In 2008, Princeton University took a survey of students to determine the sexual assault statistics at the school. The results of the survey were never published.
Just a few days ago, Princeton’s student paper, The Daily Princetonian, obtained and published the results from Princeton’s 2008 Sexual Experiences Survey. It shows that one in six female undergraduates was the victim of sexual assault — a ratio just slightly lower than the national average, but higher than the reported incidents at the school.
But the administration has not been forthcoming with its rationale for withholding the results. In an interview with the school paper, faculty explained only that they didn’t want to draw “unwanted attention” to the school by publishing the statistics:
It remains unclear why the survey was never publicly released, but one University administrator said the University did not want to draw unwanted attention by publicizing the report’s findings when they were in line with national averages. […]
Although she explained she was not aware of the precise reasons the survey’s results were kept private, [Amada Sandoval, Director of the Women’s Center] said the results were probably never released because they were consistent with national averages and because other universities do not publicize such data.“Anything about Princeton goes international, practically, and no other universities do that, so does Princeton want to be the one to say that this many of our students are sexually assaulted? I don’t think so,” Sandoval said.

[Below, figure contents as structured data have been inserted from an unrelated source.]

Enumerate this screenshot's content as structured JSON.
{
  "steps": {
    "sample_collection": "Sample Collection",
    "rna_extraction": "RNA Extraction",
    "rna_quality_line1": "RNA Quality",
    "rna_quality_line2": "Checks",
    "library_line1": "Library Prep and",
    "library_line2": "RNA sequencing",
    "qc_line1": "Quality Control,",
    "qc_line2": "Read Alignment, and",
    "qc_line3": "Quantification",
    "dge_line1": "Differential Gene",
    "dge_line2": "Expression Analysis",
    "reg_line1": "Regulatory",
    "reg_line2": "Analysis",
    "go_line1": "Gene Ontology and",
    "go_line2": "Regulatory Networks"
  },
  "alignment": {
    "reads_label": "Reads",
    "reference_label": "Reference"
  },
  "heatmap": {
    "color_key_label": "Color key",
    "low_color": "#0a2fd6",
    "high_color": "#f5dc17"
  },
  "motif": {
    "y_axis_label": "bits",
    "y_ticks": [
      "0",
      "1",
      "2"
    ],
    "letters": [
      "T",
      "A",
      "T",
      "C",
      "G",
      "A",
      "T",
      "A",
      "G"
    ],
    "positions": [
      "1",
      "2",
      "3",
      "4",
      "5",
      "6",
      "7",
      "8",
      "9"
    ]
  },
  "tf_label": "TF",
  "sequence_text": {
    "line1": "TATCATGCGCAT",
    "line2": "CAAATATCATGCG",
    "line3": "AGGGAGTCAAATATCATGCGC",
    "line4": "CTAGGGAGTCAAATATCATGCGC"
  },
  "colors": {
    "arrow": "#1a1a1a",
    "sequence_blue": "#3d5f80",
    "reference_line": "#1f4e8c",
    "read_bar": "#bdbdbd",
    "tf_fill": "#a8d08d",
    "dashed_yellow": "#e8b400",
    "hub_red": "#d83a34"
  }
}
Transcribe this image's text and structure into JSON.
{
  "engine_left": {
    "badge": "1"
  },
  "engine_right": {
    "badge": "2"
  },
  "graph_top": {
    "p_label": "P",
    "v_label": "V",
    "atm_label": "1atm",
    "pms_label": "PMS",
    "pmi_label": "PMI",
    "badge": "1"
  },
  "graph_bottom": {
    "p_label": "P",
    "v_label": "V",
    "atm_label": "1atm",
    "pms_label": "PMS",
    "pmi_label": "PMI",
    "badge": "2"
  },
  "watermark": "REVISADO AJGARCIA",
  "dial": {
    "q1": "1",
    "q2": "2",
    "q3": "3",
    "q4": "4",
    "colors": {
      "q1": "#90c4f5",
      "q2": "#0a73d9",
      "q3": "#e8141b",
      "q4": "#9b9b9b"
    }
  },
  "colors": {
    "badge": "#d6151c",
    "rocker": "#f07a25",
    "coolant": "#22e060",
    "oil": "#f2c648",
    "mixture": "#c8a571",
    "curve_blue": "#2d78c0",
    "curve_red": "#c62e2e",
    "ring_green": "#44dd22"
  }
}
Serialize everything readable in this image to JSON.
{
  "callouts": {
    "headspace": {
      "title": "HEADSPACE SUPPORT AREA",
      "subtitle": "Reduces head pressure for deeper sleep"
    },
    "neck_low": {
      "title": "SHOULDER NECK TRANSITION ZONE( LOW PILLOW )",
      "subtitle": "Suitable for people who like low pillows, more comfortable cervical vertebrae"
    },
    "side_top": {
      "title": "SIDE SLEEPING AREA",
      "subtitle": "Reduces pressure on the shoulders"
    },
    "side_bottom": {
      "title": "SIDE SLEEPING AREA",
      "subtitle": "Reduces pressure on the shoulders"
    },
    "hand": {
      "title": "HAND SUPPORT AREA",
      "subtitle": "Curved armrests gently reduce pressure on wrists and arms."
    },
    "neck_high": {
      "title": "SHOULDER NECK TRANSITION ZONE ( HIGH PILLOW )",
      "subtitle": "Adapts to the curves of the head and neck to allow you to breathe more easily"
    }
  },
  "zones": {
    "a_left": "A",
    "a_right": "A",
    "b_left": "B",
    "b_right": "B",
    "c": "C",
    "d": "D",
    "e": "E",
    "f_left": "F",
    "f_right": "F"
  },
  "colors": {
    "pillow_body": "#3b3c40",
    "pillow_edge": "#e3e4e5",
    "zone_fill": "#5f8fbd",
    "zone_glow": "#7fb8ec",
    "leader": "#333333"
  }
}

In a later article, a different Princeton spokesperson, Martin Mbugua, explained that the results were meant to be internal:
“Let me note that the 2008 survey was taken for the purpose of informing internal planning and programming and was used for that purpose,” Mbugua said. “Those conducting the survey did not think of it as a survey whose results would be published.”
Now that the old survey results have been revealed, Princeton students are petitioning the administration to issue a new Sexual Experiences Survey. But Princeton’s Director of the Survey Research Center believes that won’t be necessary, since the school is participating in a larger student health and well-being study through the American College Health Association. It is not yet known whether the results of that survey will be made public, though they have been in past years.